Esos fugaces momentos eran tan significantes para mí
como el sol que nacía en la mañana para los pájaros, pero aún así tenía ese
maldito sentimiento de que mi existencia fuera horrible, de ser tan repugnante
para mis padres, que no pudieran tan solo abrir la chapa de mi habitación para
verme.
Mi hermana siguió entrando diariamente a hacer las
labores en mi habitación, recordando dejar la silla bajo la ventana, recordando
detalladamente el día que yo la llevaba para observar el sol, los pájaros y la
gente tan apurada como siempre. Cada día que pasaba se convertía en una rutina
para mí despertaba esperando la llegada de Grete a mi habitación para luego
postrarme en la ventana un buen rato recordando así mi horrible existencia para
después pegarme a la puerta y escuchar las conversaciones que sostenía mi
familia durante la cena.
Maldita sea yo solo quería dejar ese repugnante cuerpo,
sentir mis manos, mis pies, las vertebras de mi espalda, volver a abrazar a mi
mamá. Todo esto era un tormento para mi existencia, solía observar a mi hermana
cuando veía la ventana, añorando acariciar su rostro.
Empecé a salir de debajo del sofá y a buscar un poco
de luz en mi ventana cuanto más pasaba el tiempo, más se hacía costumbre, pero
Grete no volvió, sólo me dejaba de comer y se marchaba, sentía mi corazón
inmensamente herido, quería marcharme y dejar de ser un estorbo, aunque en
realidad no podía dejar a mi familia, ellos no me lo permitirían. Poco a poco
empecé a sentir el desprecio de mis padres, mi madre entró con un gran esfuerzo
a mi habitación pero al verme se desplomó, no aguantó mi despreciable
apariencia.
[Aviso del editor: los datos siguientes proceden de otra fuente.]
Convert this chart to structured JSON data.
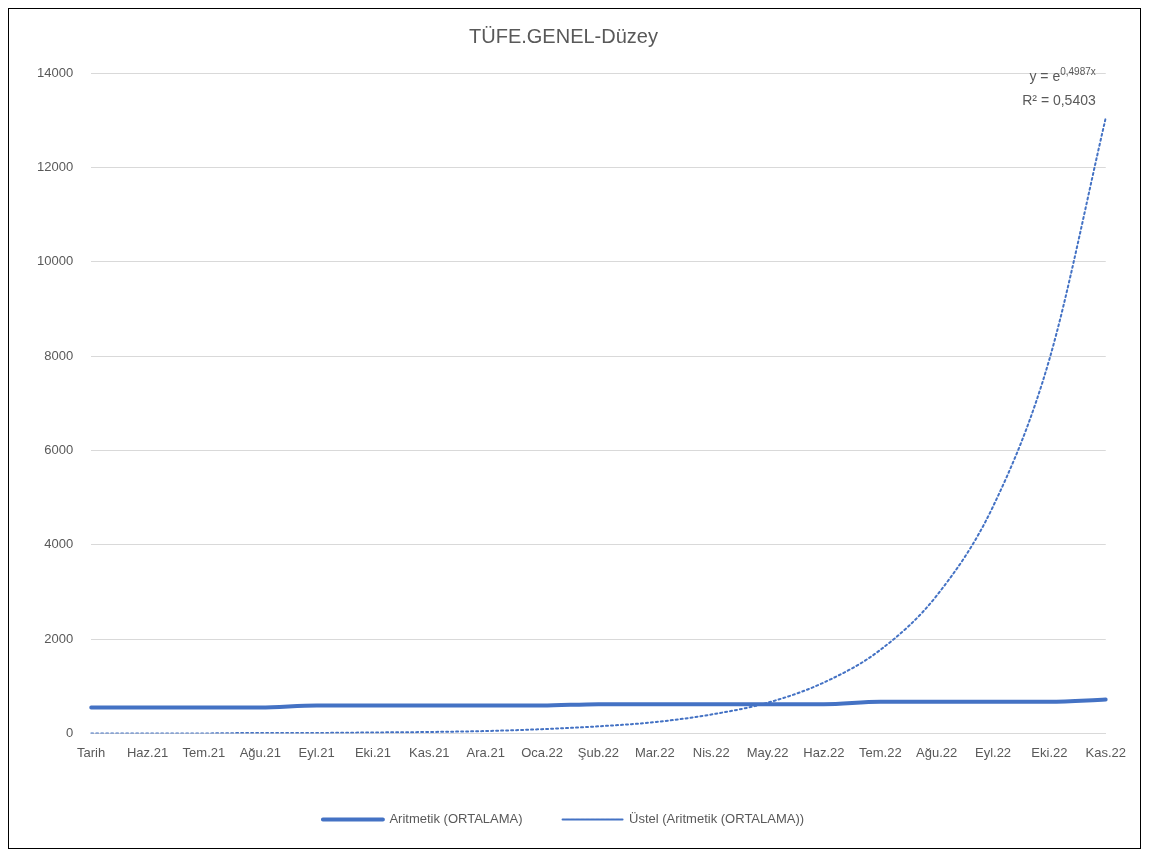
{
  "chart_data": {
    "type": "line",
    "title": "TÜFE.GENEL-Düzey",
    "categories": [
      "Tarih",
      "Haz.21",
      "Tem.21",
      "Ağu.21",
      "Eyl.21",
      "Eki.21",
      "Kas.21",
      "Ara.21",
      "Oca.22",
      "Şub.22",
      "Mar.22",
      "Nis.22",
      "May.22",
      "Haz.22",
      "Tem.22",
      "Ağu.22",
      "Eyl.22",
      "Eki.22",
      "Kas.22"
    ],
    "series": [
      {
        "name": "Aritmetik (ORTALAMA)",
        "color": "#4472c4",
        "line_style": "solid",
        "values": [
          550,
          550,
          550,
          550,
          590,
          590,
          590,
          590,
          590,
          620,
          620,
          620,
          620,
          620,
          670,
          670,
          670,
          670,
          720
        ]
      },
      {
        "name": "Üstel (Aritmetik (ORTALAMA))",
        "color": "#4472c4",
        "line_style": "dotted",
        "values": [
          0,
          0,
          0,
          10,
          10,
          20,
          30,
          50,
          90,
          150,
          240,
          400,
          650,
          1080,
          1770,
          2920,
          4810,
          7930,
          13050
        ]
      }
    ],
    "ylim": [
      0,
      14000
    ],
    "yticks": [
      0,
      2000,
      4000,
      6000,
      8000,
      10000,
      12000,
      14000
    ],
    "grid": "y",
    "legend": "bottom",
    "marker": "none",
    "annotations": [
      "y = e$^{0,4987x}$",
      "R² = 0,5403"
    ]
  }
}
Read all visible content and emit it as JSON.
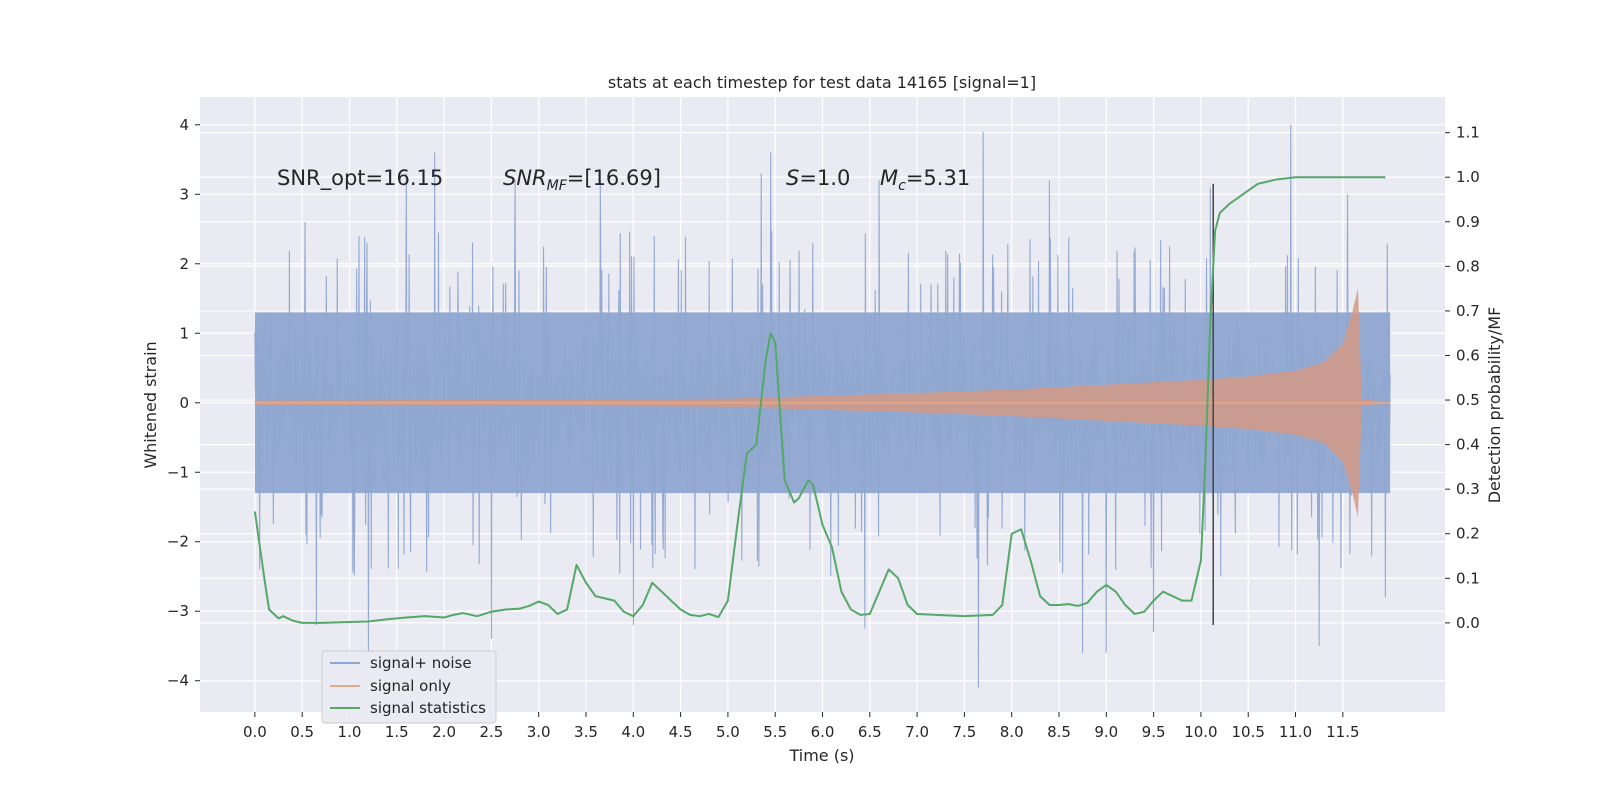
{
  "chart_data": {
    "type": "line",
    "title": "stats at each timestep for test data 14165 [signal=1]",
    "xlabel": "Time (s)",
    "ylabel_left": "Whitened strain",
    "ylabel_right": "Detection probability/MF",
    "xlim": [
      -0.58,
      12.58
    ],
    "ylim_left": [
      -4.45,
      4.4
    ],
    "ylim_right": [
      -0.2,
      1.18
    ],
    "x_ticks": [
      0.0,
      0.5,
      1.0,
      1.5,
      2.0,
      2.5,
      3.0,
      3.5,
      4.0,
      4.5,
      5.0,
      5.5,
      6.0,
      6.5,
      7.0,
      7.5,
      8.0,
      8.5,
      9.0,
      9.5,
      10.0,
      10.5,
      11.0,
      11.5
    ],
    "x_tick_labels": [
      "0.0",
      "0.5",
      "1.0",
      "1.5",
      "2.0",
      "2.5",
      "3.0",
      "3.5",
      "4.0",
      "4.5",
      "5.0",
      "5.5",
      "6.0",
      "6.5",
      "7.0",
      "7.5",
      "8.0",
      "8.5",
      "9.0",
      "9.5",
      "10.0",
      "10.5",
      "11.0",
      "11.5"
    ],
    "y_left_ticks": [
      -4,
      -3,
      -2,
      -1,
      0,
      1,
      2,
      3,
      4
    ],
    "y_left_tick_labels": [
      "−4",
      "−3",
      "−2",
      "−1",
      "0",
      "1",
      "2",
      "3",
      "4"
    ],
    "y_right_ticks": [
      0.0,
      0.1,
      0.2,
      0.3,
      0.4,
      0.5,
      0.6,
      0.7,
      0.8,
      0.9,
      1.0,
      1.1
    ],
    "y_right_tick_labels": [
      "0.0",
      "0.1",
      "0.2",
      "0.3",
      "0.4",
      "0.5",
      "0.6",
      "0.7",
      "0.8",
      "0.9",
      "1.0",
      "1.1"
    ],
    "grid": true,
    "legend_position": "lower-left",
    "series": [
      {
        "name": "signal+ noise",
        "axis": "left",
        "color": "#8fa6d0",
        "x_range": [
          0.0,
          12.0
        ],
        "typical_range": [
          -1.5,
          1.5
        ],
        "peaks": [
          {
            "x": 0.53,
            "y": 2.6
          },
          {
            "x": 1.1,
            "y": 2.4
          },
          {
            "x": 1.6,
            "y": 3.3
          },
          {
            "x": 1.9,
            "y": 3.6
          },
          {
            "x": 2.75,
            "y": 3.2
          },
          {
            "x": 3.65,
            "y": 3.2
          },
          {
            "x": 5.35,
            "y": 3.3
          },
          {
            "x": 5.45,
            "y": 3.6
          },
          {
            "x": 6.6,
            "y": 3.2
          },
          {
            "x": 7.7,
            "y": 3.9
          },
          {
            "x": 8.4,
            "y": 3.2
          },
          {
            "x": 10.1,
            "y": 3.1
          },
          {
            "x": 10.95,
            "y": 4.0
          },
          {
            "x": 11.55,
            "y": 3.0
          },
          {
            "x": 0.05,
            "y": -2.4
          },
          {
            "x": 0.65,
            "y": -3.2
          },
          {
            "x": 1.2,
            "y": -3.6
          },
          {
            "x": 2.5,
            "y": -3.4
          },
          {
            "x": 4.0,
            "y": -3.2
          },
          {
            "x": 6.45,
            "y": -3.25
          },
          {
            "x": 7.65,
            "y": -4.1
          },
          {
            "x": 8.75,
            "y": -3.6
          },
          {
            "x": 9.0,
            "y": -3.6
          },
          {
            "x": 9.5,
            "y": -3.3
          },
          {
            "x": 11.25,
            "y": -3.5
          },
          {
            "x": 11.95,
            "y": -2.8
          }
        ]
      },
      {
        "name": "signal only",
        "axis": "left",
        "color": "#dd8452",
        "x_range": [
          0.0,
          12.0
        ],
        "envelope": [
          {
            "x": 0.0,
            "y": 0.03
          },
          {
            "x": 1.0,
            "y": 0.035
          },
          {
            "x": 2.0,
            "y": 0.04
          },
          {
            "x": 3.0,
            "y": 0.045
          },
          {
            "x": 4.0,
            "y": 0.05
          },
          {
            "x": 5.0,
            "y": 0.06
          },
          {
            "x": 5.5,
            "y": 0.08
          },
          {
            "x": 6.0,
            "y": 0.1
          },
          {
            "x": 7.0,
            "y": 0.14
          },
          {
            "x": 8.0,
            "y": 0.19
          },
          {
            "x": 9.0,
            "y": 0.26
          },
          {
            "x": 10.0,
            "y": 0.33
          },
          {
            "x": 10.5,
            "y": 0.38
          },
          {
            "x": 11.0,
            "y": 0.46
          },
          {
            "x": 11.3,
            "y": 0.58
          },
          {
            "x": 11.5,
            "y": 0.85
          },
          {
            "x": 11.6,
            "y": 1.3
          },
          {
            "x": 11.66,
            "y": 1.65
          },
          {
            "x": 11.7,
            "y": 0.05
          },
          {
            "x": 12.0,
            "y": 0.0
          }
        ]
      },
      {
        "name": "signal statistics",
        "axis": "right",
        "color": "#55a868",
        "x": [
          0.0,
          0.1,
          0.15,
          0.25,
          0.3,
          0.4,
          0.5,
          0.7,
          1.0,
          1.2,
          1.4,
          1.6,
          1.8,
          2.0,
          2.1,
          2.2,
          2.35,
          2.5,
          2.65,
          2.8,
          2.9,
          3.0,
          3.1,
          3.2,
          3.3,
          3.4,
          3.5,
          3.6,
          3.8,
          3.9,
          4.0,
          4.1,
          4.2,
          4.3,
          4.4,
          4.5,
          4.6,
          4.7,
          4.8,
          4.9,
          5.0,
          5.1,
          5.2,
          5.3,
          5.4,
          5.45,
          5.5,
          5.6,
          5.7,
          5.75,
          5.85,
          5.9,
          6.0,
          6.1,
          6.2,
          6.3,
          6.4,
          6.5,
          6.6,
          6.7,
          6.8,
          6.9,
          7.0,
          7.2,
          7.5,
          7.8,
          7.9,
          8.0,
          8.1,
          8.2,
          8.3,
          8.4,
          8.5,
          8.6,
          8.7,
          8.8,
          8.9,
          9.0,
          9.1,
          9.2,
          9.3,
          9.4,
          9.5,
          9.6,
          9.7,
          9.8,
          9.9,
          10.0,
          10.05,
          10.1,
          10.15,
          10.2,
          10.3,
          10.4,
          10.5,
          10.6,
          10.8,
          11.0,
          11.5,
          11.95
        ],
        "y": [
          0.25,
          0.1,
          0.03,
          0.01,
          0.015,
          0.005,
          0.0,
          0.0,
          0.002,
          0.003,
          0.008,
          0.012,
          0.015,
          0.012,
          0.018,
          0.022,
          0.015,
          0.025,
          0.03,
          0.032,
          0.038,
          0.048,
          0.04,
          0.02,
          0.03,
          0.13,
          0.09,
          0.06,
          0.05,
          0.025,
          0.015,
          0.04,
          0.09,
          0.07,
          0.05,
          0.03,
          0.018,
          0.015,
          0.02,
          0.013,
          0.05,
          0.22,
          0.38,
          0.4,
          0.59,
          0.65,
          0.63,
          0.32,
          0.27,
          0.28,
          0.32,
          0.31,
          0.22,
          0.17,
          0.07,
          0.03,
          0.018,
          0.02,
          0.07,
          0.12,
          0.1,
          0.04,
          0.02,
          0.018,
          0.015,
          0.018,
          0.04,
          0.2,
          0.21,
          0.14,
          0.06,
          0.04,
          0.04,
          0.042,
          0.038,
          0.045,
          0.07,
          0.085,
          0.07,
          0.04,
          0.02,
          0.025,
          0.05,
          0.07,
          0.06,
          0.05,
          0.05,
          0.14,
          0.38,
          0.68,
          0.88,
          0.92,
          0.94,
          0.955,
          0.97,
          0.985,
          0.995,
          1.0,
          1.0,
          1.0
        ]
      }
    ],
    "vertical_line": {
      "x": 10.13,
      "ymin": -3.2,
      "ymax": 3.15,
      "color": "#444444"
    },
    "annotations": [
      {
        "text": "SNR_opt=16.15",
        "x": 0.2,
        "y": 3.2
      },
      {
        "text_main": "SNR",
        "text_sub": "MF",
        "text_tail": "=[16.69]",
        "x": 2.6,
        "y": 3.2
      },
      {
        "text_main": "S",
        "text_tail": "=1.0",
        "x": 5.6,
        "y": 3.2
      },
      {
        "text_main": "M",
        "text_sub": "c",
        "text_tail": "=5.31",
        "x": 6.6,
        "y": 3.2
      }
    ]
  }
}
No sabía qué hacer me sentía tan herido y responsable.
Un día en mi rutina de ir a
la ventana, el cuadro de mi pintura favorita cayó sobre mi espalda hiriéndome y
causándome un profundo dolor, los días fueron testigo con su paso de cómo se
podría la herida y así un día quedé petrificado como roca, en el piso. Volví a sentir mis vertebras, la sangre
fluir por mi cuerpo, mientras el cálido sol rozaba mi rostro.